Volodymyr Lysenko and I have a paper accepted in Convergence: The International Journal of Research into New Media Technologies. Volodymyr is a former PhD student of mine that graduated from the Information School at the University of Washington. This paper draws on work he did while completing his dissertation. The paper is titled, Charting the co-Evolution of Cyberprotest and Counteraction: The Case of Former Soviet Union States from 1997-2011.
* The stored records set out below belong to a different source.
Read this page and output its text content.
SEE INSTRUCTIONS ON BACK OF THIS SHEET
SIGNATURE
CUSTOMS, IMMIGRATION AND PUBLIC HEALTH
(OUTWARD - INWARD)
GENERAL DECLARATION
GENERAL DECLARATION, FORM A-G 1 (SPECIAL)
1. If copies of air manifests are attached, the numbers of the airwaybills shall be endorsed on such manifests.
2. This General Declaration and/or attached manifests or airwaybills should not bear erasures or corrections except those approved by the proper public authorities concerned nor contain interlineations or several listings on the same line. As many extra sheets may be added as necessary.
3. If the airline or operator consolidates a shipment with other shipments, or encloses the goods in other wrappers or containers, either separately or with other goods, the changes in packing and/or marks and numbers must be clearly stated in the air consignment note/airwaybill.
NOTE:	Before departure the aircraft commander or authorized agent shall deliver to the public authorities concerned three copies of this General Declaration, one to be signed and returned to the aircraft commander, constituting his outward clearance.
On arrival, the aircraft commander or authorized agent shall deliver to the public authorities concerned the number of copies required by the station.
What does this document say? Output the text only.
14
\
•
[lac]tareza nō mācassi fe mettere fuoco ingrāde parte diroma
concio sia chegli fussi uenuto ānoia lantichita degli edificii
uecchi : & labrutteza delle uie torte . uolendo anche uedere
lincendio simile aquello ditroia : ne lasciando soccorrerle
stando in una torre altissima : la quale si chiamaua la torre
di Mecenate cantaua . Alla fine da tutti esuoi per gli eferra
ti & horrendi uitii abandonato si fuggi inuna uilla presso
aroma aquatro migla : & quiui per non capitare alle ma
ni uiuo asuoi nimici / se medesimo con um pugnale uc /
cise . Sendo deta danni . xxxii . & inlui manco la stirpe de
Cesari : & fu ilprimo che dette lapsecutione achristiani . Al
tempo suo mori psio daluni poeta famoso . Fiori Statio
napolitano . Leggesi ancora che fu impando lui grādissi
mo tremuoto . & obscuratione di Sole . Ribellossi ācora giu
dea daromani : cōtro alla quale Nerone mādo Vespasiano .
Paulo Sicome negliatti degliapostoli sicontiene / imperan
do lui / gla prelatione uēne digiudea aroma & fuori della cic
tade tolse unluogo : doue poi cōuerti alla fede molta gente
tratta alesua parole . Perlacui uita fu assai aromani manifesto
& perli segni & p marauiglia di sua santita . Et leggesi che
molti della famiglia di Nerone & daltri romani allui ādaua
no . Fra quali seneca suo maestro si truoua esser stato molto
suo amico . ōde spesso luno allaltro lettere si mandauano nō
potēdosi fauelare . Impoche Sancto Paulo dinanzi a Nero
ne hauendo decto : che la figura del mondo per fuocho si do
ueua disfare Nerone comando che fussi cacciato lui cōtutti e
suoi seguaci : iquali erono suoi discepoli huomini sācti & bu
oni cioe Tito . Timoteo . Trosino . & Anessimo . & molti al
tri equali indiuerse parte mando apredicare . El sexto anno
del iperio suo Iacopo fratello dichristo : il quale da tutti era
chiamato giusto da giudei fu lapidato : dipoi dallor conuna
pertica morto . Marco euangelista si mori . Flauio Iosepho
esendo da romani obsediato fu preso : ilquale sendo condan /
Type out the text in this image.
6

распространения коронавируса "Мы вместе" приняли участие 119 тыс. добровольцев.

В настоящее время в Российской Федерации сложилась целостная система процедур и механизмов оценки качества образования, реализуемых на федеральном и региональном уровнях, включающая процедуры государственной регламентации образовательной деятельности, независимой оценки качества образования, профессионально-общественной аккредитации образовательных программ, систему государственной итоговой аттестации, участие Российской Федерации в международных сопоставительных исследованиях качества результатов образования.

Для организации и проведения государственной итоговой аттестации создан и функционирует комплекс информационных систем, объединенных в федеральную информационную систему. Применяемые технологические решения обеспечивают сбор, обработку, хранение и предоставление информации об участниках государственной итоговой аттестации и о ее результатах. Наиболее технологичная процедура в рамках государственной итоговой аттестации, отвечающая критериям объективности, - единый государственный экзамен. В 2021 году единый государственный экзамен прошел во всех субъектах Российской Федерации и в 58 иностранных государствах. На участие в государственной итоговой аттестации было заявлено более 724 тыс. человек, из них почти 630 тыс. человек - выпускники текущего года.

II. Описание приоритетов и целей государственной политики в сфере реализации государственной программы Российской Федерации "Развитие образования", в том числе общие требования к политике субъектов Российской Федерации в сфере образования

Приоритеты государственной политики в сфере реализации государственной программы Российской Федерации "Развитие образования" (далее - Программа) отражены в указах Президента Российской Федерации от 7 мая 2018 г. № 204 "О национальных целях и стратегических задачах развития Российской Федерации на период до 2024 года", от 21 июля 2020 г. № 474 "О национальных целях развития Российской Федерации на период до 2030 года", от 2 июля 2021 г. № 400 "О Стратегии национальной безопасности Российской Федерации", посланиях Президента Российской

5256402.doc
In this paper, we investigate the evolution of the modern information and communication technologies (ICTs) and the associated changes in protest-related tactics employed by two main stakeholders in the contemporary contentious political processes—dissenters and incumbent political authorities. Through in-depth investigation of the cyberprotest cases in the former Soviet states of Belarus, Moldova, Russia and Ukraine that occurred during the last decade, a coherent outline is developed of the co-evolution of ICTs-enabled protest tactics of the main counterparts in the contemporary political struggle in these countries. Particularly, it was found that there are at least three highly distinguishable levels of development of modern ICTs and the associated types of protest-related tactics employed by the main stakeholders in these events. We find that as soon as the authorities were able to effectively counteract the previous ICTs-enabled tactics by the dissenters, new developments in modern ICTs always empowered the latter to devise new effective strategies to overcome previously successful counter-revolutionary measures of the political authorities.

Reference: Lysenko, V.V., and Desouza, K.C. “Charting the co-Evolution of Cyberprotest and Counteraction: The Case of Former Soviet Union States from 1997-2011,” Convergence, Forthcoming.